Author(s): Welsh FK
BACKGROUND: There is no prospective randomized data comparing laparoscopic to open hepatectomy. This study compared short- and long-term outcomes in patients undergoing hepatectomy for colorectal metastases (CRM), who were suitable for either laparoscopic or open surgery.
METHODS: Data were prospectively collected from consecutive patients undergoing hepatic resection of CRM at a single centre (1987-2007). Patients who were suitable for laparoscopic resection (Group 1) were compared with patients whose tumour characteristics would best be considered for open resection (Group 2).

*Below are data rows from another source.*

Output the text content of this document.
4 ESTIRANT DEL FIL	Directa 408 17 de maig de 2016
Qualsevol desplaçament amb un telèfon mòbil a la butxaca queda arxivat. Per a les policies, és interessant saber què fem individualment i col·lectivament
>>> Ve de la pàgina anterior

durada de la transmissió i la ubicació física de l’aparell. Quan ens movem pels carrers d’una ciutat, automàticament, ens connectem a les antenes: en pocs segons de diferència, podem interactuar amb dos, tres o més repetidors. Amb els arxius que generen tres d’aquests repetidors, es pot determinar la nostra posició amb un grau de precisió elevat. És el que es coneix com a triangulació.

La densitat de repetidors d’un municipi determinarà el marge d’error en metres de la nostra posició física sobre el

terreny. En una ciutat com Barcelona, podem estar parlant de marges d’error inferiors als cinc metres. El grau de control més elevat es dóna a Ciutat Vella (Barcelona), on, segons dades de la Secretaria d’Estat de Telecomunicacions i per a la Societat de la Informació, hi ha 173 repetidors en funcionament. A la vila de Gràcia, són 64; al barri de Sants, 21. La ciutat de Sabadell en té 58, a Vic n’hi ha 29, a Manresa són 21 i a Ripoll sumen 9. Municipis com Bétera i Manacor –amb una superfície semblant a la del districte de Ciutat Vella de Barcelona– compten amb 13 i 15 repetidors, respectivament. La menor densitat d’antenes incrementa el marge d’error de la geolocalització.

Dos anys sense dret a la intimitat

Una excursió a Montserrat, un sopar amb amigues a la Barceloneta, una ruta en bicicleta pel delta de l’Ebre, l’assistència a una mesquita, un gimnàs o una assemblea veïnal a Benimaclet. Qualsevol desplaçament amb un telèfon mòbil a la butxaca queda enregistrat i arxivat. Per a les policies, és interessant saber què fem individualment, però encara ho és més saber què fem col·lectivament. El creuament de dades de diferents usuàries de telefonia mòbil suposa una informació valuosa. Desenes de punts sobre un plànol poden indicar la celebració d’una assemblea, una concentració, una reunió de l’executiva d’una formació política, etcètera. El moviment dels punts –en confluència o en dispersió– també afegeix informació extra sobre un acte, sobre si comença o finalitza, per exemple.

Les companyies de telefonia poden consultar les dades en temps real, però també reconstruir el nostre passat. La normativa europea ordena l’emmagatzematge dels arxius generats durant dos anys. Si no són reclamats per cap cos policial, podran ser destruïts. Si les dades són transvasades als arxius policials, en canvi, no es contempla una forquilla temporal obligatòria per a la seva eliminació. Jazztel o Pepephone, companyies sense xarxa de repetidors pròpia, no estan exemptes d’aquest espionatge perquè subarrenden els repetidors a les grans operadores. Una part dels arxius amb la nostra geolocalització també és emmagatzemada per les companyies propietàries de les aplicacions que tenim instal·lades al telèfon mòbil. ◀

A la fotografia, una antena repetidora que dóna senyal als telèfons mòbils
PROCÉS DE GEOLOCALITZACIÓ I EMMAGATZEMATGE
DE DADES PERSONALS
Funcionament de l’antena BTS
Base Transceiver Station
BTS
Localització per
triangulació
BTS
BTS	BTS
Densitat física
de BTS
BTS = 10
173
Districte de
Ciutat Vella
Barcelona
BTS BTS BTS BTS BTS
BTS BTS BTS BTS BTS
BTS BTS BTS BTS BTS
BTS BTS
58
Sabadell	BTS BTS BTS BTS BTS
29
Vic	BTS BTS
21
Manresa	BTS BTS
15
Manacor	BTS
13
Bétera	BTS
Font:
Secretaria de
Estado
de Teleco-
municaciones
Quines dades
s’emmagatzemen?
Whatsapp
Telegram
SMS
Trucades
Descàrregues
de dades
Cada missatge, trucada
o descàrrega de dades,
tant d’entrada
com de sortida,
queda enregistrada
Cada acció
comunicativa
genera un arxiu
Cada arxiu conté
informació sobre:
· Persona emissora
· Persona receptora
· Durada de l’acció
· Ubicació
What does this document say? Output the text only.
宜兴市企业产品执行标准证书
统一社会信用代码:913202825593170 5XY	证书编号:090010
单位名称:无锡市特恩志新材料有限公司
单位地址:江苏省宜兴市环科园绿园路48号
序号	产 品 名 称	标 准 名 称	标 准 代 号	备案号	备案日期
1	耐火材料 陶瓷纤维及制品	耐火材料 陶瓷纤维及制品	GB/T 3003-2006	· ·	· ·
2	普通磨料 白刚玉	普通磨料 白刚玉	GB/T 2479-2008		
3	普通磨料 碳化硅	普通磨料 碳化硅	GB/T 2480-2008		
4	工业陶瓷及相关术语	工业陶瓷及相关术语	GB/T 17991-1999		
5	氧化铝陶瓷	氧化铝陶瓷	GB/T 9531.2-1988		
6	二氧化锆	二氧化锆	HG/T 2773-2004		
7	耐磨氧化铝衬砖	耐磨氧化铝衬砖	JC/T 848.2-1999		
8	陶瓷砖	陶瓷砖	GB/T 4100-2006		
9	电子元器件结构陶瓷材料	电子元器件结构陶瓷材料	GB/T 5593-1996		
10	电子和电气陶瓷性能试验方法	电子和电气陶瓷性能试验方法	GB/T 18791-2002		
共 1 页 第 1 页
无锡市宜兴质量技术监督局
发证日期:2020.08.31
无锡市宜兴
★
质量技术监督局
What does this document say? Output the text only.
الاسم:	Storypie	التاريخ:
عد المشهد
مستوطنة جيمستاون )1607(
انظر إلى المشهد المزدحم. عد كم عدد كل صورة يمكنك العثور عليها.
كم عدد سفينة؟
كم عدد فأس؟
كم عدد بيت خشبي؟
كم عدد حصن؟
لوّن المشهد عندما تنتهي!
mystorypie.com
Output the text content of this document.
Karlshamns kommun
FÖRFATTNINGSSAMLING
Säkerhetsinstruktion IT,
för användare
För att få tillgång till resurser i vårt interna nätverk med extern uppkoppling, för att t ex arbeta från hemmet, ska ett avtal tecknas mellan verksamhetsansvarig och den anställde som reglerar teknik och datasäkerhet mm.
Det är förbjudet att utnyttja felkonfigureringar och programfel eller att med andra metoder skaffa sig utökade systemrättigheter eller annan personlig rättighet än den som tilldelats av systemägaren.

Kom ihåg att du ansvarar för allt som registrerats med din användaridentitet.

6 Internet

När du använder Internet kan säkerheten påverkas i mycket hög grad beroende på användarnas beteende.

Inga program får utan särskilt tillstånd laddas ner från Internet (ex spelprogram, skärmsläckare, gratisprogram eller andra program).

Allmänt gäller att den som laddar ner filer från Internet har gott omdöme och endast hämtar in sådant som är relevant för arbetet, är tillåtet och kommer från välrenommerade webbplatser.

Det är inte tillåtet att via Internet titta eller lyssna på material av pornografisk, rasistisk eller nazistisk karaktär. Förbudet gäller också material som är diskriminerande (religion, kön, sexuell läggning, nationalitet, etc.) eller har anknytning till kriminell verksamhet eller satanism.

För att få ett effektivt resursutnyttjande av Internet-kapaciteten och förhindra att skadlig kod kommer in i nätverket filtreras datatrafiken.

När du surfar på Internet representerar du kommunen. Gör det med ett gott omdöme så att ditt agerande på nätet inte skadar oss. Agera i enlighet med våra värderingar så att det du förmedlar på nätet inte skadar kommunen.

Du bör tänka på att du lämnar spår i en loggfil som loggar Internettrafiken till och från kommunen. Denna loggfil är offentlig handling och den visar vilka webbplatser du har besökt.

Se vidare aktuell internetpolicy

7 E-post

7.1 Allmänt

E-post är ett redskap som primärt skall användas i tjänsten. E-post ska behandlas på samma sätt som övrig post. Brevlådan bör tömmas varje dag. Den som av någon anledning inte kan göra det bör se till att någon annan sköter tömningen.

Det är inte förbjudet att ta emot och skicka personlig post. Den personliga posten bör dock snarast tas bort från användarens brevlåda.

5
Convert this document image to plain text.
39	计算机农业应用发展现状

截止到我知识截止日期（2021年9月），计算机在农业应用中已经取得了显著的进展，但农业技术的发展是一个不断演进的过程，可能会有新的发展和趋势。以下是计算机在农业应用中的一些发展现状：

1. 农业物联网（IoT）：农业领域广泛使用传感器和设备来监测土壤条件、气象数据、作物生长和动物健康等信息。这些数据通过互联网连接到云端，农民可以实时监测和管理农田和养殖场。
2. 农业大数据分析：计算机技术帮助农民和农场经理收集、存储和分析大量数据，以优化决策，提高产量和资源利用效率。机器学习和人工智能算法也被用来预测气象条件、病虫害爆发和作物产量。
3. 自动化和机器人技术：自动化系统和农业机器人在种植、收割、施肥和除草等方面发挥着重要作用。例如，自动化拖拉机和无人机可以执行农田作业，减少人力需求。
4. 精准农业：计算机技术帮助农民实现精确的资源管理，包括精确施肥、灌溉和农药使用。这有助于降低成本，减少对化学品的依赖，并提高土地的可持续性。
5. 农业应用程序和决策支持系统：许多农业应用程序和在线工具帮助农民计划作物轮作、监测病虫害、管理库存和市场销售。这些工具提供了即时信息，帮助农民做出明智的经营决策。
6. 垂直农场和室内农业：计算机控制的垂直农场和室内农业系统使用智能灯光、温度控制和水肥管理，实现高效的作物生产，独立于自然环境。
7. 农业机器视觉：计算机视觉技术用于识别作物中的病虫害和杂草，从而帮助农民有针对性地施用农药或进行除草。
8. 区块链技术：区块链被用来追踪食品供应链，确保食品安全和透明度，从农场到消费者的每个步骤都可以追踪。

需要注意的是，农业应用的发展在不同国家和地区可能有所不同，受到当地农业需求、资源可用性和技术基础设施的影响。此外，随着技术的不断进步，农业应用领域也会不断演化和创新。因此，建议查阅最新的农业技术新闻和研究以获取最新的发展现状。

RESULTS: Out of 1152 hepatectomies, 266 (23.1%) were deemed suitable for a laparoscopic approach. The median (IQR) number of metastases was greater in Group 2 [2(1-20) vs. 1(1-10), P < 0.001], as was the mean (SD) tumour size [5.3(3.6) cm vs. 3.3(1.2) cm, P < 0.001]. The median (IQR) operation time [210 (70) min vs. 240 (90) min, P < 0.001] and blood loss [270 (265) ml vs. 355 (320) ml, P < 0.001] were less in Group 1. There was no difference in length of stay, morbidity or mortality. Patients in Group 2 had a higher R1 resection rate (14.9%) compared with Group 1 (4.5%, P < 0.001) and lower 5-year survival (37.8% vs. 44.2%, P= 0.005).
DISCUSSION: Current criteria for laparoscopic hepatectomy selects patients who have more straight-forward surgery, with less risk of an involved resection margin and better long-term survival, compared with patients unsuited to a laparoscopic approach. Clearly defined criteria for laparoscopic hepatectomy are essential to allow meaningful analysis of outcomes and the results of unrandomized series of laparoscopic hepatectomies must be interpreted with caution.